The Leaders Feel “Threatened” After Obama’s Visit / 14ymedio

Eduardo Cardet, national coordinator of the Christian Liberation Movement. (Flickr)
Eduardo Cardet, national coordinator of the Christian Liberation Movement. (Flickr)

14ymedio, 21 April 2106 — The national coordinator of the Christian Liberation Movement (MCL), Eduardo Cardet, argues that the communist leaders of Cuba felt “very threatened” by the recent visit of US President Barack Obama. “They fear losing power,” he said told the Catholic news agency Aciprensa on Wednesday.

“This entrenchment (of the senior leaders) in that old position demonstrates the fragility they feel, the fear in the face of the change that our people are expecting. The people of Cuba have changed, there is a diversity that is manifesting itself and there is an exhaustion with this official discourse and there is no longer any identification with the message that they want to impose on the people,” he asserts.

For Cardet, the recently concluded Seventh Congress of the Cuban Communist Party has been “more of the same” and has failed to meet the expectations of the people. However, the coordinator of the MCL admitted that no significant change was not expected at that meeting.

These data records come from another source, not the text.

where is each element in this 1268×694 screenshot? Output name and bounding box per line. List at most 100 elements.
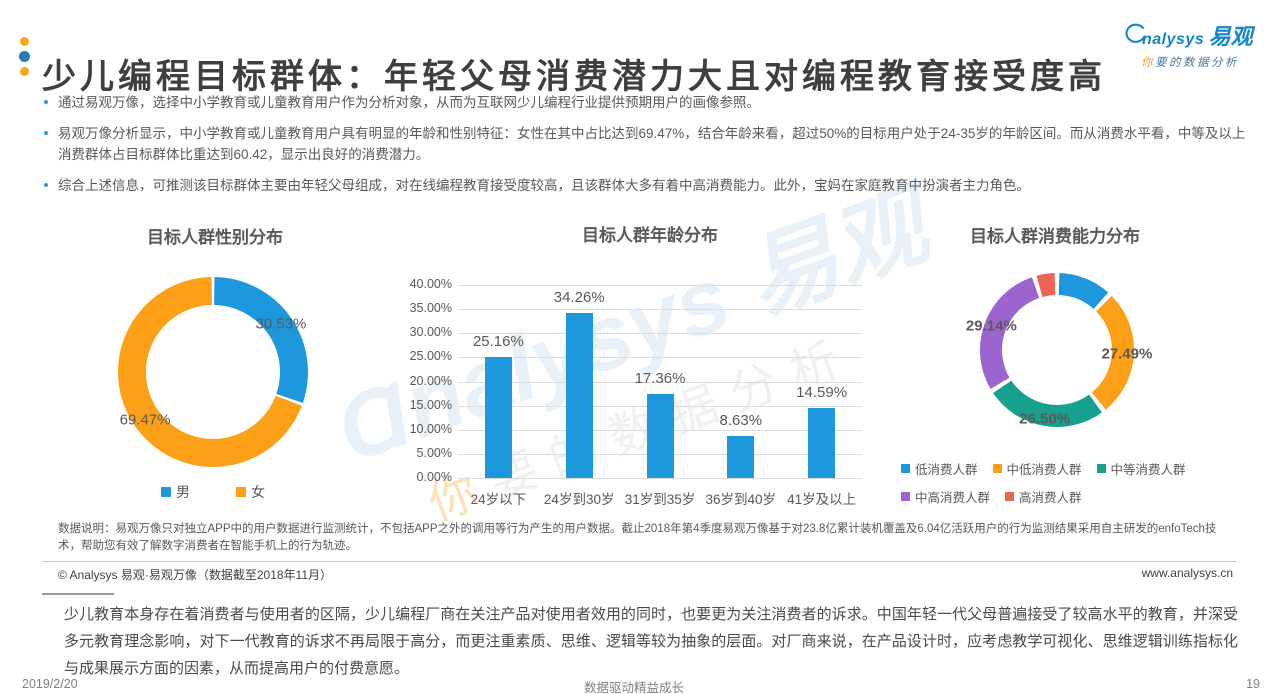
bar-value-label: 25.16% (472, 332, 524, 350)
legend-item: 男 (161, 482, 190, 502)
donut-svg (118, 277, 308, 467)
legend-item: 中低消费人群 (992, 459, 1082, 478)
y-axis-tick-label: 30.00% (409, 325, 452, 340)
legend-row: 中高消费人群 高消费人群 (901, 487, 1241, 506)
consumption-chart-title: 目标人群消费能力分布 (970, 227, 1140, 246)
age-bar-chart: 0.00% 5.00% 10.00% 15.00% 20.00% 25.00% 30.00%… (396, 277, 870, 513)
grid-line (458, 381, 862, 383)
footer-slogan: 数据驱动精益成长 (583, 681, 684, 694)
logo-swoosh-icon (1125, 23, 1146, 43)
y-axis-tick-label: 35.00% (409, 301, 452, 316)
legend-swatch-icon (901, 464, 910, 473)
legend-item: 中等消费人群 (1096, 459, 1186, 478)
legend-item: 女 (236, 482, 265, 502)
category-label: 24岁以下 (470, 492, 527, 507)
y-axis-tick-label: 20.00% (409, 373, 452, 388)
legend-label: 男 (176, 484, 190, 500)
legend-item: 高消费人群 (1005, 487, 1082, 506)
title-dot-icon (20, 67, 29, 76)
donut-segment (993, 380, 1102, 427)
page-title: 少儿编程目标群体：年轻父母消费潜力大且对编程教育接受度高 (42, 57, 1106, 96)
category-label: 36岁到40岁 (705, 492, 777, 507)
y-axis-tick-label: 40.00% (409, 277, 452, 291)
footer-date: 2019/2/20 (22, 677, 78, 691)
y-axis-tick-label: 15.00% (409, 397, 452, 412)
legend-swatch-icon (1005, 492, 1015, 501)
bullet-icon (44, 130, 48, 135)
bar-value-label: 8.63% (719, 412, 763, 430)
title-dot-icon (20, 37, 29, 46)
website-url: www.analysys.cn (1141, 566, 1233, 580)
donut-segment (1036, 273, 1056, 298)
bullet-item: 通过易观万像，选择中小学教育或儿童教育用户作为分析对象，从而为互联网少儿编程行业… (42, 92, 1246, 114)
logo-brand: nalysys 易观 (1125, 23, 1264, 53)
bullet-item: 易观万像分析显示，中小学教育或儿童教育用户具有明显的年龄和性别特征：女性在其中占… (42, 123, 1246, 166)
bar (727, 436, 755, 478)
bar-value-label: 14.59% (796, 383, 848, 401)
legend-swatch-icon (901, 492, 910, 501)
category-label: 41岁及以上 (787, 492, 857, 507)
legend-label: 中低消费人群 (1006, 463, 1082, 477)
summary-paragraph: 少儿教育本身存在着消费者与使用者的区隔，少儿编程厂商在关注产品对使用者效用的同时… (64, 606, 1238, 677)
legend-label: 低消费人群 (915, 463, 978, 477)
legend-swatch-icon (992, 464, 1002, 473)
donut-segment (213, 277, 308, 403)
analysys-logo: nalysys 易观 你要的数据分析 (1125, 23, 1264, 70)
donut-svg (980, 273, 1134, 427)
bar (808, 407, 836, 478)
donut-value-label: 69.47% (119, 411, 171, 429)
bullet-icon (44, 182, 48, 187)
legend-label: 中等消费人群 (1110, 463, 1186, 477)
legend-label: 高消费人群 (1019, 491, 1082, 505)
legend-swatch-icon (1096, 464, 1106, 473)
age-chart-title: 目标人群年龄分布 (582, 226, 718, 245)
grid-line (458, 285, 862, 286)
legend-item: 低消费人群 (901, 459, 978, 478)
bullet-icon (44, 100, 48, 104)
donut-segment (980, 277, 1040, 389)
bullet-item: 综合上述信息，可推测该目标群体主要由年轻父母组成，对在线编程教育接受度较高，且该… (42, 175, 1246, 197)
gender-donut-chart: 30.53% 69.47% (118, 277, 308, 467)
bullet-text: 通过易观万像，选择中小学教育或儿童教育用户作为分析对象，从而为互联网少儿编程行业… (58, 95, 760, 110)
copyright-text: © Analysys 易观·易观万像（数据截至2018年11月） (58, 568, 333, 582)
legend-swatch-icon (236, 487, 246, 497)
gender-chart-legend: 男女 (63, 482, 363, 502)
bullet-list: 通过易观万像，选择中小学教育或儿童教育用户作为分析对象，从而为互联网少儿编程行业… (42, 92, 1246, 205)
logo-text-cn: 易观 (1208, 24, 1253, 49)
legend-label: 女 (251, 484, 265, 500)
grid-line (458, 333, 862, 335)
donut-value-label: 27.49% (1101, 345, 1153, 363)
legend-row: 低消费人群 中低消费人群 中等消费人群 (901, 459, 1241, 478)
grid-line (458, 357, 862, 359)
donut-value-label: 26.50% (1019, 410, 1071, 428)
bullet-text: 综合上述信息，可推测该目标群体主要由年轻父母组成，对在线编程教育接受度较高，且该… (58, 177, 1030, 193)
y-axis-tick-label: 5.00% (416, 445, 452, 460)
bullet-text: 易观万像分析显示，中小学教育或儿童教育用户具有明显的年龄和性别特征：女性在其中占… (58, 125, 1246, 163)
bar (646, 394, 674, 478)
bar (484, 356, 512, 478)
legend-item: 中高消费人群 (901, 487, 990, 506)
donut-segment (118, 277, 302, 467)
category-label: 24岁到30岁 (543, 492, 615, 507)
legend-label: 中高消费人群 (915, 491, 991, 505)
grid-line (458, 478, 862, 479)
consumption-chart-legend: 低消费人群 中低消费人群 中等消费人群中高消费人群 高消费人群 (901, 459, 1241, 515)
consumption-donut-chart: 27.49% 26.50% 29.14% (966, 273, 1152, 428)
bar-value-label: 17.36% (634, 370, 686, 388)
donut-segment (1091, 295, 1134, 410)
y-axis-tick-label: 25.00% (409, 349, 452, 364)
logo-tagline: 你要的数据分析 (1141, 57, 1239, 69)
gender-chart-title: 目标人群性别分布 (147, 228, 283, 247)
section-divider (42, 593, 114, 595)
donut-value-label: 29.14% (965, 317, 1017, 335)
bar-value-label: 34.26% (553, 288, 605, 306)
title-dot-icon (19, 51, 30, 62)
legend-swatch-icon (161, 487, 171, 497)
footer-page-number: 19 (1246, 677, 1260, 691)
grid-line (458, 309, 862, 311)
logo-text-en: nalysys (1142, 31, 1205, 48)
bar (565, 312, 593, 478)
category-label: 31岁到35岁 (624, 492, 696, 507)
data-note: 数据说明：易观万像只对独立APP中的用户数据进行监测统计，不包括APP之外的调用… (42, 518, 1236, 562)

The opposition stressed that even “moderate Communist members” are “extremely disappointed” because they had “the hope that there would be a certain renewal within the core of the party to bring a fresh air, fresh ideas and they have seen that that opportunity has vanished and that nothing really positive has happened.”

Cardet considered the harsh criticism from Foreign Minister Bruno Rodriguez directed on Monday at the United States president as a proof of the fear of the party leaders of losing power. “Because of this they are returning to these hardline positions,” returning to the rhetoric of confrontation and “pointing to the United States as the empire that is supposedly destroying the Cuban nation and all these fallacies that do nothing to support reconciliation or the normalization of relations,” he said.

The leader of the movement founded by Oswaldo Paya stressed that the continued repression towards the opposition “shows that the Government has no intention of changing with regards to political tolerance” and he invited Cubans to “be united and work hard” to achieve a transition to a state of law.